We don’t bury mercenaries in Arlington National Cemetery for a reason. The language in the Geneva Convention frowns on mercenaries and does not accord them full rights on the battlefield or grant them POW status if captured. When your son turned in his Navy trident to get a bigger paycheck working for a private security company, he was well aware of the risks. During the last years of the Iraq War, more private contractors were being killed than military service members. So the risks were and are known. The use of private security contractors on the battlefield has had far ranging consequences.
On June 5, 2005, an Army Ranger Colonel and former West Point Honor Captain shot himself over the corruption and human rights abuses that attend these shadow organizations that operate extrajudicially and are not subject to military laws. He was the highest ranking officer to die in the Iraq War. That colonel was my commander.
I think you diminish any memory left of your son by clucking and clamoring about how the government failed him. Your son lived and died on his terms. He trusted in his weapons and his training and he went down fighting numerically superior forces. The government is not accountable to you because your son didn’t work for the government. He worked for a private company that likely doesn’t return phone calls. And because you can’t vent with the CEO responsible for putting your son in Benghazi, you go on about how it’s the government to blame. “It’s Obama responsible. Obama did it.” No, sir, he’s not. And he didn’t. I’m here to tell you that’s bullshit.
Here is what you should be getting upset about.
What you should be getting upset about, as should all Americans, is the trend over the last decade to create private companies of mercenaries recruited from elite units from this country and others (SEALs, SF, Rangers, SAS, South Africans, Australians, etc, etc, etc) to do the dirty work of our government. This is work that goes widely undetected, unreported, and is not accountable for in the democratic process.
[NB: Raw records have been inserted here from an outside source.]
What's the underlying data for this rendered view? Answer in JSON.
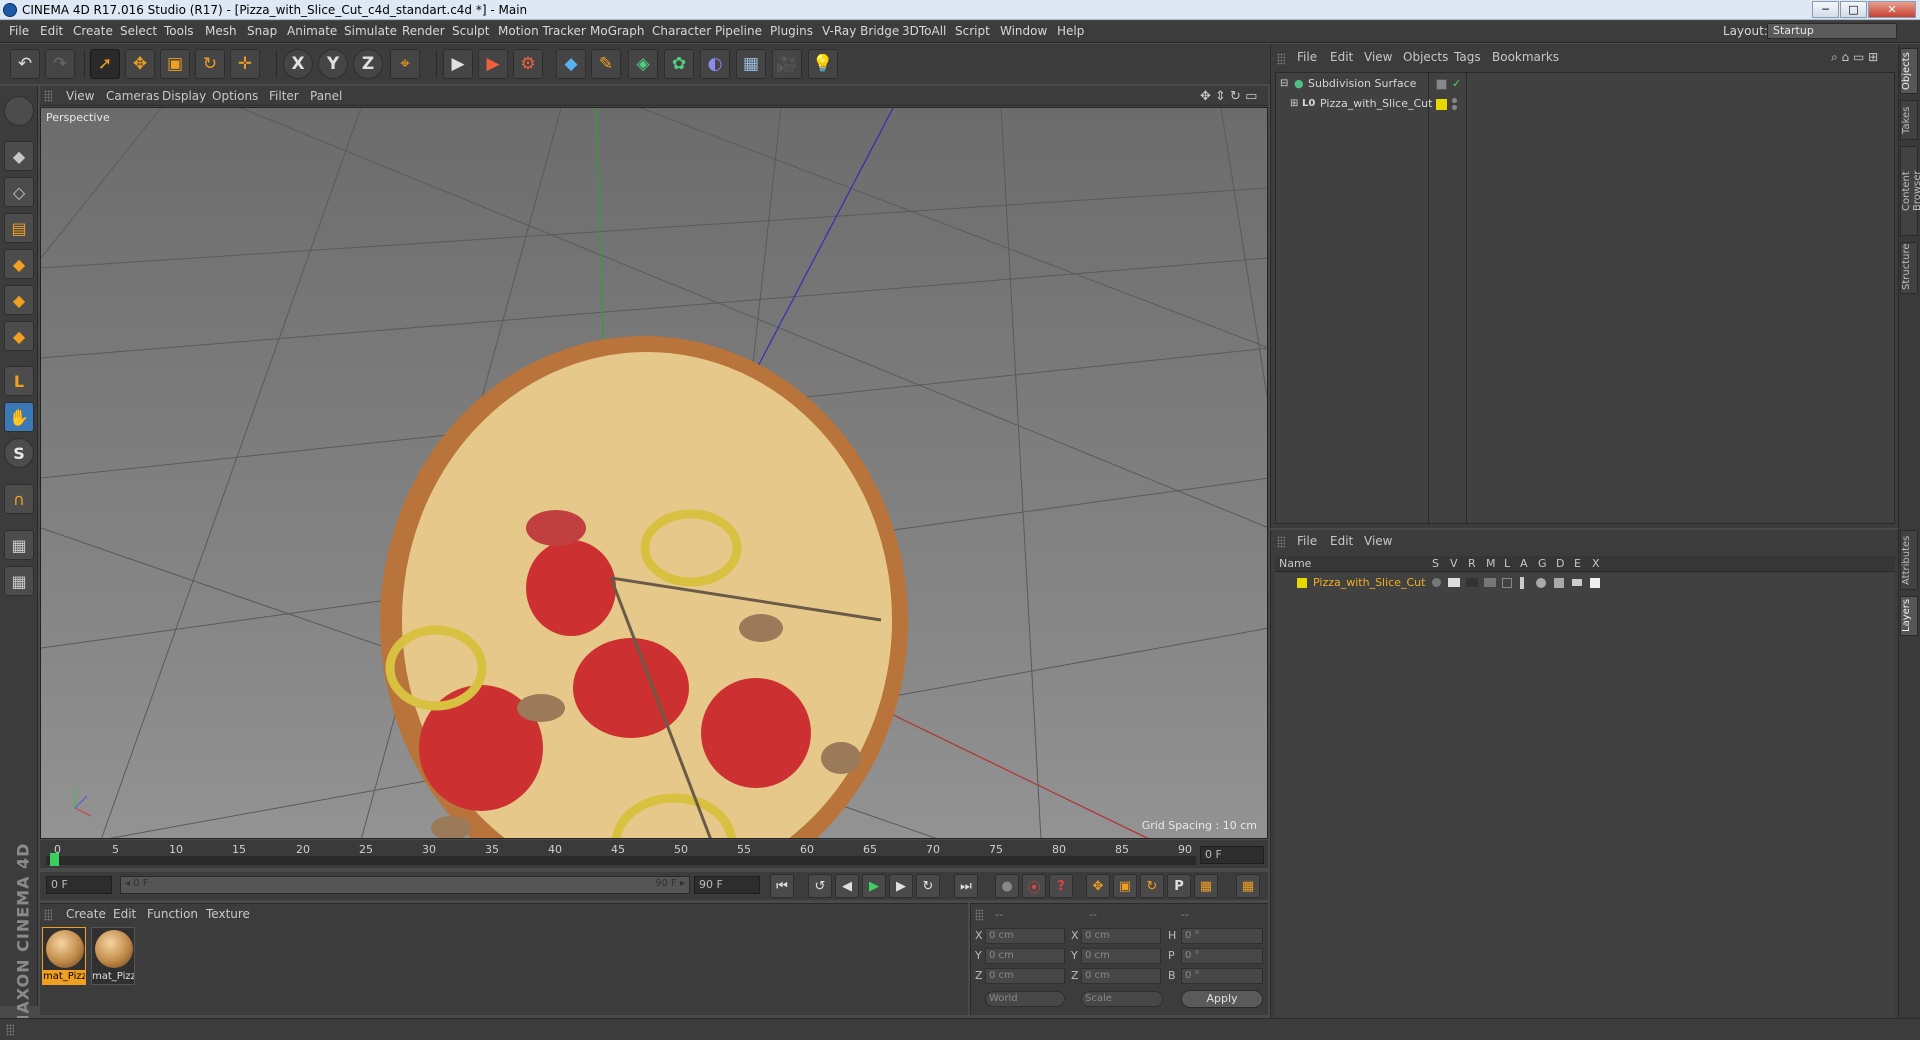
{
  "window": {
    "title": "CINEMA 4D R17.016 Studio (R17) - [Pizza_with_Slice_Cut_c4d_standart.c4d *] - Main",
    "minimize": "─",
    "maximize": "□",
    "close": "✕"
  },
  "menu": [
    "File",
    "Edit",
    "Create",
    "Select",
    "Tools",
    "Mesh",
    "Snap",
    "Animate",
    "Simulate",
    "Render",
    "Sculpt",
    "Motion Tracker",
    "MoGraph",
    "Character",
    "Pipeline",
    "Plugins",
    "V-Ray Bridge",
    "3DToAll",
    "Script",
    "Window",
    "Help"
  ],
  "layout": {
    "label": "Layout:",
    "value": "Startup"
  },
  "toolbar": {
    "undo_icon": "↶",
    "redo_icon": "↷",
    "select_icon": "➚",
    "move_icon": "✥",
    "scale_icon": "▣",
    "rotate_icon": "↻",
    "transform_icon": "✛",
    "x_label": "X",
    "y_label": "Y",
    "z_label": "Z",
    "coord_icon": "⌖",
    "render_view_icon": "▶",
    "render_pv_icon": "▶",
    "render_settings_icon": "⚙",
    "cube_icon": "◆",
    "pen_icon": "✎",
    "subdiv_icon": "◈",
    "cloner_icon": "✿",
    "deformer_icon": "◐",
    "floor_icon": "▦",
    "camera_icon": "🎥",
    "light_icon": "💡"
  },
  "left_tools": {
    "model_icon": "◆",
    "texture_icon": "◇",
    "workplane_icon": "▤",
    "points_icon": "◆",
    "edges_icon": "◆",
    "polys_icon": "◆",
    "axis_icon": "L",
    "tweak_icon": "✋",
    "snap_s_icon": "S",
    "magnet_icon": "∩",
    "grid_lock_icon": "▦",
    "grid_icon": "▦",
    "brand": "MAXON CINEMA 4D"
  },
  "viewport": {
    "menu": [
      "View",
      "Cameras",
      "Display",
      "Options",
      "Filter",
      "Panel"
    ],
    "camera_label": "Perspective",
    "grid_spacing": "Grid Spacing : 10 cm",
    "nav_icons": "✥ ⇕ ↻ ▭"
  },
  "timeline": {
    "ticks": [
      "0",
      "5",
      "10",
      "15",
      "20",
      "25",
      "30",
      "35",
      "40",
      "45",
      "50",
      "55",
      "60",
      "65",
      "70",
      "75",
      "80",
      "85",
      "90"
    ],
    "current_frame": "0 F",
    "start_field": "0 F",
    "range_start": "◂ 0 F",
    "range_end": "90 F ▸",
    "end_field": "90 F"
  },
  "playback": {
    "first": "⏮",
    "prev_key": "↺",
    "prev": "◀",
    "play": "▶",
    "next": "▶",
    "loop": "↻",
    "last": "⏭",
    "rec_key": "●",
    "auto_key": "⦿",
    "help": "?",
    "move_k": "✥",
    "scale_k": "▣",
    "rot_k": "↻",
    "param_k": "P",
    "pla_k": "▦",
    "film": "▦"
  },
  "material_manager": {
    "menu": [
      "Create",
      "Edit",
      "Function",
      "Texture"
    ],
    "materials": [
      "mat_Pizz",
      "mat_Pizz"
    ]
  },
  "coordinates": {
    "header": [
      "--",
      "--",
      "--"
    ],
    "rows": [
      {
        "a": "X",
        "av": "0 cm",
        "b": "X",
        "bv": "0 cm",
        "c": "H",
        "cv": "0 °"
      },
      {
        "a": "Y",
        "av": "0 cm",
        "b": "Y",
        "bv": "0 cm",
        "c": "P",
        "cv": "0 °"
      },
      {
        "a": "Z",
        "av": "0 cm",
        "b": "Z",
        "bv": "0 cm",
        "c": "B",
        "cv": "0 °"
      }
    ],
    "mode": "World",
    "scale": "Scale",
    "apply": "Apply"
  },
  "object_manager": {
    "menu": [
      "File",
      "Edit",
      "View",
      "Objects",
      "Tags",
      "Bookmarks"
    ],
    "objects": [
      {
        "name": "Subdivision Surface",
        "expander": "⊟",
        "icon": "●"
      },
      {
        "name": "Pizza_with_Slice_Cut",
        "expander": "⊞",
        "icon": "L0"
      }
    ],
    "check": "✓",
    "toolbar_icons": "⌕ ⌂ ▭ ⊞"
  },
  "layer_manager": {
    "menu": [
      "File",
      "Edit",
      "View"
    ],
    "columns": [
      "Name",
      "S",
      "V",
      "R",
      "M",
      "L",
      "A",
      "G",
      "D",
      "E",
      "X"
    ],
    "layers": [
      {
        "name": "Pizza_with_Slice_Cut"
      }
    ]
  },
  "right_tabs": [
    "Objects",
    "Takes",
    "Content Browser",
    "Structure",
    "Attributes",
    "Layers"
  ],
  "colors": {
    "accent": "#f0a020",
    "layer_yellow": "#e8d800",
    "selected_text": "#f0b020"
  }
}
In 1990, when I enlisted in the Army as a 97E Chinese Interrogator, the ratio of soldiers to private contractors was about 50 to 1. With the Iraq War, when I served as a captain with the 98th Division, it had lowered to about 10 to 1. And it continues to lower as these private outfits grow like mushrooms in the dark, doing everything from washing our laundry to driving our trucks to getting shot defending our embattled embassies. (All the boots on the ground providing security in Iraq are now private contractors, reportedly 5,000 in number.)
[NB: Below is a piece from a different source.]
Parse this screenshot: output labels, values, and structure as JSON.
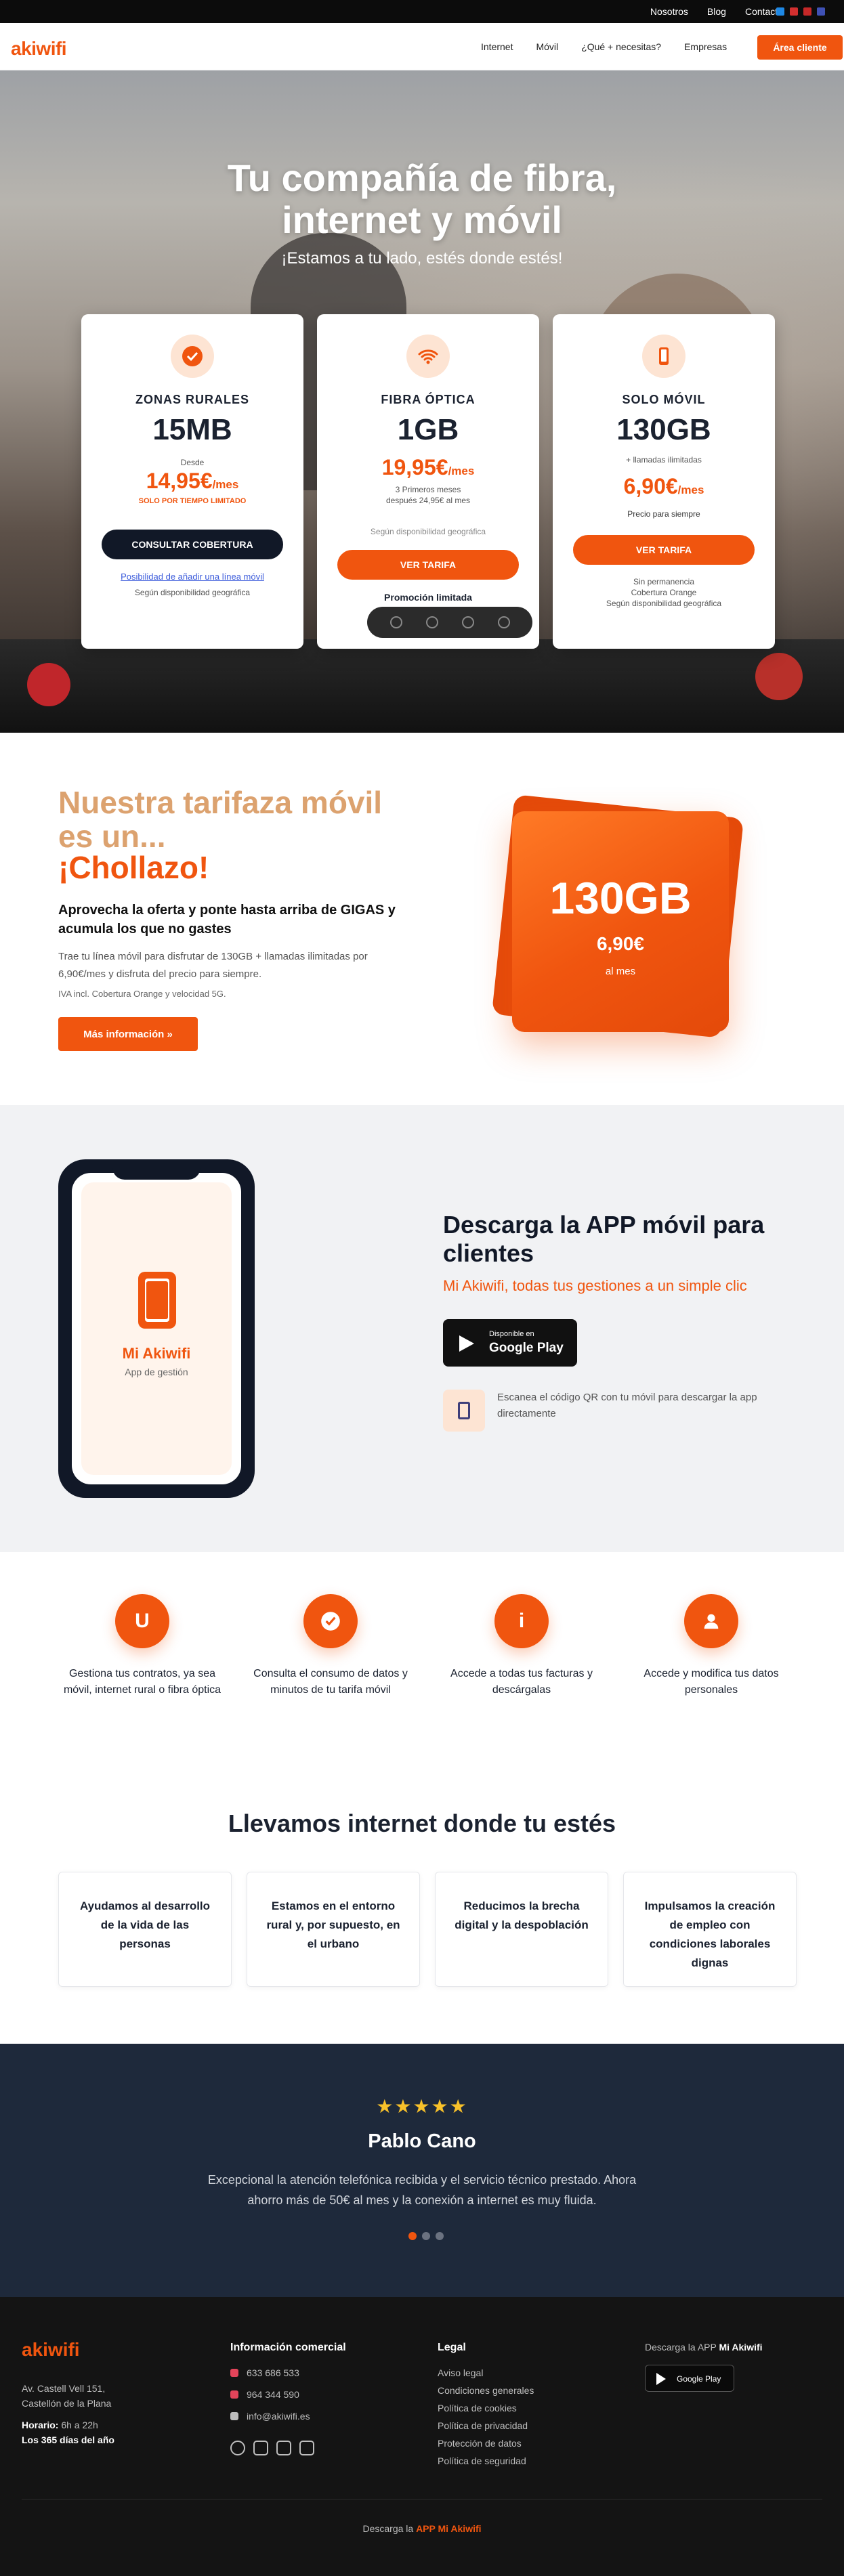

To get back to the handshake. If the president seemed ill at ease with you, it is likely because the deaths in Benghazi draw attention to the uncomfortable issue of private contractor/mercenaries serving across the global battlefield. This is a topic no one in the administration or the Pentagon wants to address.
I’ve ranted long enough so let me close with this. If you want to criticize the president, do it so for something substantive, like undermining the democratic values of accountability by using unregulated hired guns not subject to UCMJ or international law or only law at all, or for waging robot warfare, or for absenting himself from his first debate.
Not for a weak handshake.
Thanks, Alex, for bringing light yet again, to the real issues at hand.
This was straight, to the point. Good.